El primer rodal iba guiado por la locomotora, que tenía unos topes especiales: rígidos en las series 350 (1/4T) y 352, y precomprimidos en la 353, con enganche scharfenberg (desde las 352) para que la unión fuese más rígida y los topes estuviesen más juntos. En la numerosa serie Talgo III empezaron a ser necesarias más locomotoras (algunas eléctricas), así que incorporaron los llamados Mansos (RT111 o TG1z), unos furgones-convertidores (de los 3.000 V CC de la locomotora o la catenaria a los 380 V CA de la composición) que -además de permitir el enganche normal de husillo- guiaban al resto de rodales. En cambio, las composiciones Talgo IV son independientes de la locomotora que las arrastra, ya que el guiado de rodales se consigue con unas barras de guiado asistido en el segundo rodal que guían al primero al tomar la curva. Así, la pestaña de la primera rueda solo ataca al carril durante el tiempo que tarde en entrar en la curva el segundo rodal, 13 metros por detrás.
Su último sistema, el empleado en el prototipo Avril y por el que D. José Luis López Gómez (director técnico tras la jubilación de Ángel Torán en 1990) recibió el Premio 2013 a la Innovación Europea, detecta electrónicamente la distancia entre la pestaña y el carril y, mediante un sistema mecánico que acerca o aleja los extremos del eje de la rueda, la sitúa en el punto óptimo para evitar rozamientos, ruidos y desgastes.

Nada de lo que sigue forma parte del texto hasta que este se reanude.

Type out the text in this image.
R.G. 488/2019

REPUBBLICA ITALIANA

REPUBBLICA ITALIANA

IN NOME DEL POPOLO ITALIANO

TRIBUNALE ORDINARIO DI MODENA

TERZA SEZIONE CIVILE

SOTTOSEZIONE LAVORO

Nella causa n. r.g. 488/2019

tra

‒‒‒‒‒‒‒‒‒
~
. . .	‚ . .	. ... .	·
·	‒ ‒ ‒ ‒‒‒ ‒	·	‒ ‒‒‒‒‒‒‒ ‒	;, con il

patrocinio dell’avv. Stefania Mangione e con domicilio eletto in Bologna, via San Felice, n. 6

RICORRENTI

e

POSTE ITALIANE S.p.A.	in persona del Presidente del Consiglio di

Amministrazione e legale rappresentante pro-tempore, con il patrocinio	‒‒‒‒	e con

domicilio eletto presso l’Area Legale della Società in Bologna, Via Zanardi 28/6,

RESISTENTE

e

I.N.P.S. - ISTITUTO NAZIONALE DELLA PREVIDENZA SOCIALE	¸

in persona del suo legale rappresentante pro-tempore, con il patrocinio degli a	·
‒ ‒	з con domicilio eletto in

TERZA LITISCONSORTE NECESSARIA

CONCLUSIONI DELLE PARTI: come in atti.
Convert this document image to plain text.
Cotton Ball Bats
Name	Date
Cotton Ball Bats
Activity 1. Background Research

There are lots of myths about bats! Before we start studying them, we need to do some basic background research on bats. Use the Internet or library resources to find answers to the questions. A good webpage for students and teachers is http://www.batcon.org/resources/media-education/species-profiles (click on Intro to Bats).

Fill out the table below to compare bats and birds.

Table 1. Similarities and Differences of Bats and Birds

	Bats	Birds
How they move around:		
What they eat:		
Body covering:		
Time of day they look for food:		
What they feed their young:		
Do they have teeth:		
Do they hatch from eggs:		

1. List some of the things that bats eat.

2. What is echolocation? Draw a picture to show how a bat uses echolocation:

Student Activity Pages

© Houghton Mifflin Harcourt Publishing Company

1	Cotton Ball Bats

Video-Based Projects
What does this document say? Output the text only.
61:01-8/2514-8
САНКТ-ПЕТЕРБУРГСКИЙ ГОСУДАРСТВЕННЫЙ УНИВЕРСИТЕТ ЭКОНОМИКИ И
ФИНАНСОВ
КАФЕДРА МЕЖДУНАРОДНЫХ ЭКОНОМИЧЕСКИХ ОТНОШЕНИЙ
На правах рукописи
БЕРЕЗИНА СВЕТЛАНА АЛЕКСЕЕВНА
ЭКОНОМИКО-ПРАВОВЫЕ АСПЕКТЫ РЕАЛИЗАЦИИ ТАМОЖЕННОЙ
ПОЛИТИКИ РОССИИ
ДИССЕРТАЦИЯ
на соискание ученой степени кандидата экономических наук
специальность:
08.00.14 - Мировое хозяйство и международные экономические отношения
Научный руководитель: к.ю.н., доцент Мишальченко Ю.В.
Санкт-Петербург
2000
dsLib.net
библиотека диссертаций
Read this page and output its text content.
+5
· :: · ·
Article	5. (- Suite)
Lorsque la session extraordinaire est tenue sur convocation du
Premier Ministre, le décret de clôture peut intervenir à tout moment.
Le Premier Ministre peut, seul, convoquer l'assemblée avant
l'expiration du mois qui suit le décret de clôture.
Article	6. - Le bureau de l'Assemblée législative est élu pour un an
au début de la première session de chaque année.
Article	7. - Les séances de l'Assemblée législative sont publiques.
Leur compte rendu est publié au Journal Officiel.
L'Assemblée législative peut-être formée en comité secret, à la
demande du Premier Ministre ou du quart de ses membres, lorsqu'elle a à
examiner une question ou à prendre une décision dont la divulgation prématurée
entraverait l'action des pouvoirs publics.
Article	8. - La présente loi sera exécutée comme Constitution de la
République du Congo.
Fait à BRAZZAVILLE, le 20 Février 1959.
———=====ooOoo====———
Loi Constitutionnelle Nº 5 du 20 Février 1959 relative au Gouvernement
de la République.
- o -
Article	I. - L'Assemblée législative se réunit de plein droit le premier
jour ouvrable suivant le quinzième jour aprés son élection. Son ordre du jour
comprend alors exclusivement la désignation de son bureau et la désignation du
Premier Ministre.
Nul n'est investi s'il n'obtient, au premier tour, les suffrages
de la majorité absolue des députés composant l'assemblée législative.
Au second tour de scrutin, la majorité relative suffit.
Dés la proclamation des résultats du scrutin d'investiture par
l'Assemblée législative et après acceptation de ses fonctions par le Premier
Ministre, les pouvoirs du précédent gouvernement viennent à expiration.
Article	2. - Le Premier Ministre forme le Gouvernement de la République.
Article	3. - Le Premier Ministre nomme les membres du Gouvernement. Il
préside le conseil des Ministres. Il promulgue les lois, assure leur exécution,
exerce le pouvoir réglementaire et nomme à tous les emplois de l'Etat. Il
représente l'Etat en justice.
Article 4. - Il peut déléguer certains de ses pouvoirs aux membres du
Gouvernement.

En 1969, López Gómez inventó el torno de foso, que permite el reperfilado de los rodales (también bogies) sin necesidad de desmontarlos del remolque.
Artículo de -entre otros- López Gómez, sobre el guiado de los rodales y otros sistemas de Talgo.
Pendulación
La pendulación natural es un sistema mucho más sencillo y sin los inconvenientes de la basculación activa que emplea el resto de fabricantes.

Desarrollo sus características y diferencias en la entrada de Geotrén: Sistemas para aumentar la velocidad de los trenes en una curva ¿Basculación o Pendulación?
Caja ancha cumpliendo el gálibo europeo
El prototipo Avril (112.601 G3 F057 presentado en Innotrans 2012) presenta la particularidad (al igual que los trenes de Renfe S-106) de que sus remolques son mucho más anchos que el resto de trenes que cumplen el gálibo común europeo UIC (G1 en partes altas y G12 en partes bajas): 320 cm contra unos 295.
Y es que el ancho de los remolques depende de su longitud ya que -cuanto mayor es esta última- más sobresalen en las curvas.

Por comparar con ejemplos de trenes de Siemens (todos con el mismo sistema de rodadura), los remolques ICE 1 y 2 tienen 302 cm de ancho, pero solo 20,56 m de largo, mientras que los ICE 4 solo tienen 285 cm de ancho para poder tener 28,75 m de largo. Mientras, los Talgo Avril tienen 320 cm de ancho por solo 13,215 m de largo (y eso que son más largos que el resto de remolques Talgo desde el T-IV: 13,140).

Además, tienen un mecanismo (de Liebherr) que centra los remolques en las curvas y que es Incompatible con la pendulación.
Más en la entrada de Geotrén: Material autopropulsado de Talgo.
Rodales motorizados
El 19/05/2022 Emilio García García, Director de Innovación, habló sobre el próximo empleo de motores de imanes permanentes en los rodales para conseguir tracción distribuida (1:14:29).
En la feria de Beijing 2025 presentaron su concepto de rodales con motores síncronos de imanes permanentes, con potencias continuas de hasta 350 kW por unidad. No encuentro diferencias con las presentaciones y vídeos de cuando presentaron su Avril G4 para la HS2 (2017).